Niettemin was mijn keus beperkt. In de categorie ‘zweverig’ bleken veel boekjes te bestaan uit bijeengesprokkelde citaten uit allerlei talen, meestal zonder duidelijke bronvermelding en nooit met een vermelding van de bron van de vertaling. Bovendien heb ik niet voldoende verstand van dit genre om er een recensie aan te wijden. Verder bleek een groot deel van het aanbod te bestaan uit herdrukken, die voor bespreking in Filter minder in aanmerking komen. Overigens blijkt hieruit wel de populariteit en de marktwaarde van het genre. Mijn vraag beperkte zich dus tot: ‘Hebt u voor mij een zelfhulpboek?’ ‘Waarover?’ ‘Doet er niet toe, als het maar recent is.’

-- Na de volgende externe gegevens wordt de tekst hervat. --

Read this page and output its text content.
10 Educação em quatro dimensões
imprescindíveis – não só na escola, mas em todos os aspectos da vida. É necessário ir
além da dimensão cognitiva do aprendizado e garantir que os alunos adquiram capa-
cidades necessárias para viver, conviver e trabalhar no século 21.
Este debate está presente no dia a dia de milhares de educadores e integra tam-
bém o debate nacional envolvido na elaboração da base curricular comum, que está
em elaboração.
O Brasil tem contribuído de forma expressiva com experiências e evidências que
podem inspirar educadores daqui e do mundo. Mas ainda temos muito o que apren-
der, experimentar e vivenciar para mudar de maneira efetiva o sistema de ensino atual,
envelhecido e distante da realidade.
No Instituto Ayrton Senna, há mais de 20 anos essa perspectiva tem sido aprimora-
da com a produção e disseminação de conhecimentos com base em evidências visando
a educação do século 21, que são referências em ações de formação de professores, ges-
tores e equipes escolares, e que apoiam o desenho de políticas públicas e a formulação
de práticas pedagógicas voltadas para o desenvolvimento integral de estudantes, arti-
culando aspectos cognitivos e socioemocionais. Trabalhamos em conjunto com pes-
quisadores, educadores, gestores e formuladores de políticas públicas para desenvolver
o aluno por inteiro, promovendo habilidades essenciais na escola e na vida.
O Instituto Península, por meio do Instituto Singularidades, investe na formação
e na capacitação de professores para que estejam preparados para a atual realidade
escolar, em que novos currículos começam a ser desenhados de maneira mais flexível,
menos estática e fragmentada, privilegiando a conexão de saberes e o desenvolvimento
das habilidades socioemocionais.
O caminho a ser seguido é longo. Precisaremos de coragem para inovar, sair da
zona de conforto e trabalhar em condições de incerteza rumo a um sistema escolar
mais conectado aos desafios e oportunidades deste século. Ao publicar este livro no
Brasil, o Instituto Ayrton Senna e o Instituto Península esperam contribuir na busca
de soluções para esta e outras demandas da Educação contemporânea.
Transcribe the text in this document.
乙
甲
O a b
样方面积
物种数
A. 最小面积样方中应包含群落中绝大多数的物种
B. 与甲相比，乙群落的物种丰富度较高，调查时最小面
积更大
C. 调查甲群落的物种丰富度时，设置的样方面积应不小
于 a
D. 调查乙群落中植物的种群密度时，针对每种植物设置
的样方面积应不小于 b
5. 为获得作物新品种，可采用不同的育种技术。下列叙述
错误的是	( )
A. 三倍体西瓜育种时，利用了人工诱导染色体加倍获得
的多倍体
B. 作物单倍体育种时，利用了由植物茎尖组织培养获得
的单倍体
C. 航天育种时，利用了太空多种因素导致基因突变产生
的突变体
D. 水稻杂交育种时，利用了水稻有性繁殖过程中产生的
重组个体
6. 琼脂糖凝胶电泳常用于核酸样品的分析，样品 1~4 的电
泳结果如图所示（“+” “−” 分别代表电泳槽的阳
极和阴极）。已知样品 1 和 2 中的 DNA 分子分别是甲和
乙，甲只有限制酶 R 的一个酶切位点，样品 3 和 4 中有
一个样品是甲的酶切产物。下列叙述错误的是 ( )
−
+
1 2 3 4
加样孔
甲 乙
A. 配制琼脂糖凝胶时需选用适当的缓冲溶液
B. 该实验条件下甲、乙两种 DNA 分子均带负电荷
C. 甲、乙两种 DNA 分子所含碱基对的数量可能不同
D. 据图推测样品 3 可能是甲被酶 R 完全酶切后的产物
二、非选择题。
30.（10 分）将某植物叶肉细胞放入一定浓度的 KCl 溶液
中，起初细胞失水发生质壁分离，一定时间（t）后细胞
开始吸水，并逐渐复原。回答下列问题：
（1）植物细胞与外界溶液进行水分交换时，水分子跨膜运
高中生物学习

Uiteindelijk viel mijn keus, tamelijk willekeurig, op Jij valt op hem, Hij niet op jou. Al meteen in de titel valt een aanzienlijke verschuiving op. De oorspronkelijke titel luidt: Why the one you fancy never fancies you; sekseneutraal dus, terwijl de Nederlandse titel zich richt op een vrouwelijk publiek. Het boek is echter door een man geschreven en de inhoud is gericht op vrouwen én mannen. Ook de achterflap verschilt. Al gaat het daar niet om een echte vertaling, ‘Richard Robinson gaat op zoek naar de wetenschappelijke verklaringen voor al het gestuntel op onze weg naar het ultieme geluk’ suggereert een net iets serieuzere benadering dan ‘Richard Robinson explains the tricks our desperate minds pull when trying to cope with love’. De Engelse versie is volgens het achterplat door de uitgever dan ook ondergebracht in het fonds ‘Humour’.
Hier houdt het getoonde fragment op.